La galleria C+N Canepaneri è lieta di presentare la mostra retrospettiva dedicata ad Arturo Vermi : Esperienza e scrittura in Arturo Vermi.

Le opere in mostra, attraversando il percorso dell’artista, permettono di comprendere il rapporto con il segno che ha caratterizzato tutta la sua ricerca.

Nei suoi vent’anni di carriera, iniziata negli anni ’50 a Milano quando Brera ne rappresentava l’ombelico intellettuale ed artistico, passa da un’iniziale ispirazione espressionista, all’arte informale, per poi dedicarsi al segno per quasi tutta la sua carriera, a partire dalla breve esperienza del Gruppo del Cenobio, e terminare con un ritorno all’immagine e alla poetica della felicità. Fondamentale per lo sviluppo della sua ricerca artistica la permanenza a Parigi tra il 1959 e il 1961.

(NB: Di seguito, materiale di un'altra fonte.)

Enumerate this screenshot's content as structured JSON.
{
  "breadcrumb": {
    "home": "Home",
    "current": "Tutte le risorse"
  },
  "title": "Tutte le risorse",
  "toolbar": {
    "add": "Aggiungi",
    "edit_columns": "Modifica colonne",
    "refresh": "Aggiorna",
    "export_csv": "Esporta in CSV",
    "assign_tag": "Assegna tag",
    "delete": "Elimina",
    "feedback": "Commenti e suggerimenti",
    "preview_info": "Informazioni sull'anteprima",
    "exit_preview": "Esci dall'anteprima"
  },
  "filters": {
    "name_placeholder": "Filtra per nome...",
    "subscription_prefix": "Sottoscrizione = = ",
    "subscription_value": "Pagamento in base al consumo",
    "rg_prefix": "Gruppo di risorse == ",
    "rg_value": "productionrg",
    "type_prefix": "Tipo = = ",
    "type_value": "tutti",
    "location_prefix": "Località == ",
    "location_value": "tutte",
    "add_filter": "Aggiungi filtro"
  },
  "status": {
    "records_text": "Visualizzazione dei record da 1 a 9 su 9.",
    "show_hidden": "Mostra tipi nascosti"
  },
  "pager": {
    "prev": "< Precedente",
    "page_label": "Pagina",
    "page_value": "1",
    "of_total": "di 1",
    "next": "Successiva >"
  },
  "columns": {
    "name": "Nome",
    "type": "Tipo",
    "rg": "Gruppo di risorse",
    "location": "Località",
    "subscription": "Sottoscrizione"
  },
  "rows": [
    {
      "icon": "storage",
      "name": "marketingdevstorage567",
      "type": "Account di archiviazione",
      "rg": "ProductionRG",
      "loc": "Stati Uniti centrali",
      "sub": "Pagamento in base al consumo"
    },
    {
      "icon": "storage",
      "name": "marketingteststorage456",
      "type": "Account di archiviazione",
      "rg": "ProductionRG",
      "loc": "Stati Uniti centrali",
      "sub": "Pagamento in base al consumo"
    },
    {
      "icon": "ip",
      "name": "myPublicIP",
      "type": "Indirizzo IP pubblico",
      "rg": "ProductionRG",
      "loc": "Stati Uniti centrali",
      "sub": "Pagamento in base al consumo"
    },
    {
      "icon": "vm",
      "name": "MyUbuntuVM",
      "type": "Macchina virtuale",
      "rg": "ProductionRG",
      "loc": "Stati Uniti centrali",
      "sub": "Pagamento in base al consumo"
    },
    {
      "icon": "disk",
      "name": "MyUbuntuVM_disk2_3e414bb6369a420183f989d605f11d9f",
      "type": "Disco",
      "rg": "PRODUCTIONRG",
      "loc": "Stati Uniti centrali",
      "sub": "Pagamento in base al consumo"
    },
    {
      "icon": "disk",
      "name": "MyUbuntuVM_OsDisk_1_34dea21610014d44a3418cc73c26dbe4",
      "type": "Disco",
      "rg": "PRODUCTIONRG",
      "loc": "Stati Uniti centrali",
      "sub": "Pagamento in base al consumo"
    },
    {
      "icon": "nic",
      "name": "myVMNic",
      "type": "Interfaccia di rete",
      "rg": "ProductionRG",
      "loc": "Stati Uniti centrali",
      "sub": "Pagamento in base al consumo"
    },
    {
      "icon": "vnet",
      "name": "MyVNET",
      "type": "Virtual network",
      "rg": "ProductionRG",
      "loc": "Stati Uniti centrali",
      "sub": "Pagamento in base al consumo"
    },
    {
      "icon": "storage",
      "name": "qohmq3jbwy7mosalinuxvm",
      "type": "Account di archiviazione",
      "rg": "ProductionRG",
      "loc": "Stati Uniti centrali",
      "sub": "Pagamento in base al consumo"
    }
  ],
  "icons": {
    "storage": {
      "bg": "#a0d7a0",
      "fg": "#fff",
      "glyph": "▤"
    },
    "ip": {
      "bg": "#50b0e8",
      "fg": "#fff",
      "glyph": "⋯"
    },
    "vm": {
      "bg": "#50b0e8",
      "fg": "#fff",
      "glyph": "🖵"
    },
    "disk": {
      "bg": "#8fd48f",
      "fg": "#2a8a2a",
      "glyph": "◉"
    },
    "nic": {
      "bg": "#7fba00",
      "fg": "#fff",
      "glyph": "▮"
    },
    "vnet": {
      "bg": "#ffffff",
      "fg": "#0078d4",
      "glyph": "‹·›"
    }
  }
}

Qui nascono le Lavagne e come logica successione i Diari, segni verticali e paralleli, che a tratti s’infittiscono o diradano per spiazzare lo spettatore e portarlo a riflettere sul tema del vuoto e che la moglie Anna descrive “una pagina scritta senza la dittatura della parola". Questi lavori sfociano in opere più complesse e con evidenti richiami al mondo infantile. Le Storie di Mago Sabino ad esempio mettono l’accento sulla fase in cui l’essere umano non è ancora schiavo della calligrafia e della parola, ma comunica attraverso simboli e segni. Vermi si riferisce all’infanzia del singolo e dell’Umanità: è con le barre verticali poste una accanto all’altra che l’Uomo inizia a compitare e quindi, in un certo senso, a scrivere.

Col passare del tempo le campiture di colore su cui imprime il suo gesto cambiano, arrivando negli anni ’70 all’uso di oro e argento, certamente il loro valore simbolico e l’idea d’eterno che sono in grado di veicolare hanno avuto grande importanza nella visione dell’artista; ma è la loro capacità di rifrazione della luce a farglieli preferire. Alle carte e alle tele si aggiunge un’abbondante produzione su tavole di legno. L’amicizia con Lucio Fontana e il suo influsso lo porteranno a produrre Paesaggi, Approdi e Piattaforme, su basi che da Fontana mediano la discontinuità dello spazio. Nel 1980 lavora a un nuovo progetto: le Sequoie, dette anche I 100 Comandamenti, in cui il Diario diventa “Tavola della legge” quando trasposto su supporti lignei dorati. Nel 1981 intraprende un viaggio sul monte Sinai che termina con il lancio simbolico della sua opera in un atto di restituzione al cosmo e allo stesso Mosè, per liberarsi di questa fase e proseguire la sua ricerca altrove.

Da questo momento decide di occuparsi solo di “cose belle, avvenimenti felici”. Individua la causa principale dei nostri disagi nella scansione forzata del tempo, quindi getta l’orologio e inventa l’Annologio, opera in cui il tempo si misura non in ore, ma in giornate. Contemporaneamente lavora ai Colloqui e a Luna-Terra-Sole, tornando progressivamente all’arte figurativa come conclusione del suo percorso artistico. La mostra rende omaggio ad un artista che ha attraversato gli anni cruciali della produzione artistica italiana della seconda metà del secolo scorso lasciandovi un’impronta personale e significativa. Trascurato troppo a lungo, oggi richiama l’attenzione di storici, critici e galleristi che stanno riconsiderando la sua figura e la sua produzione.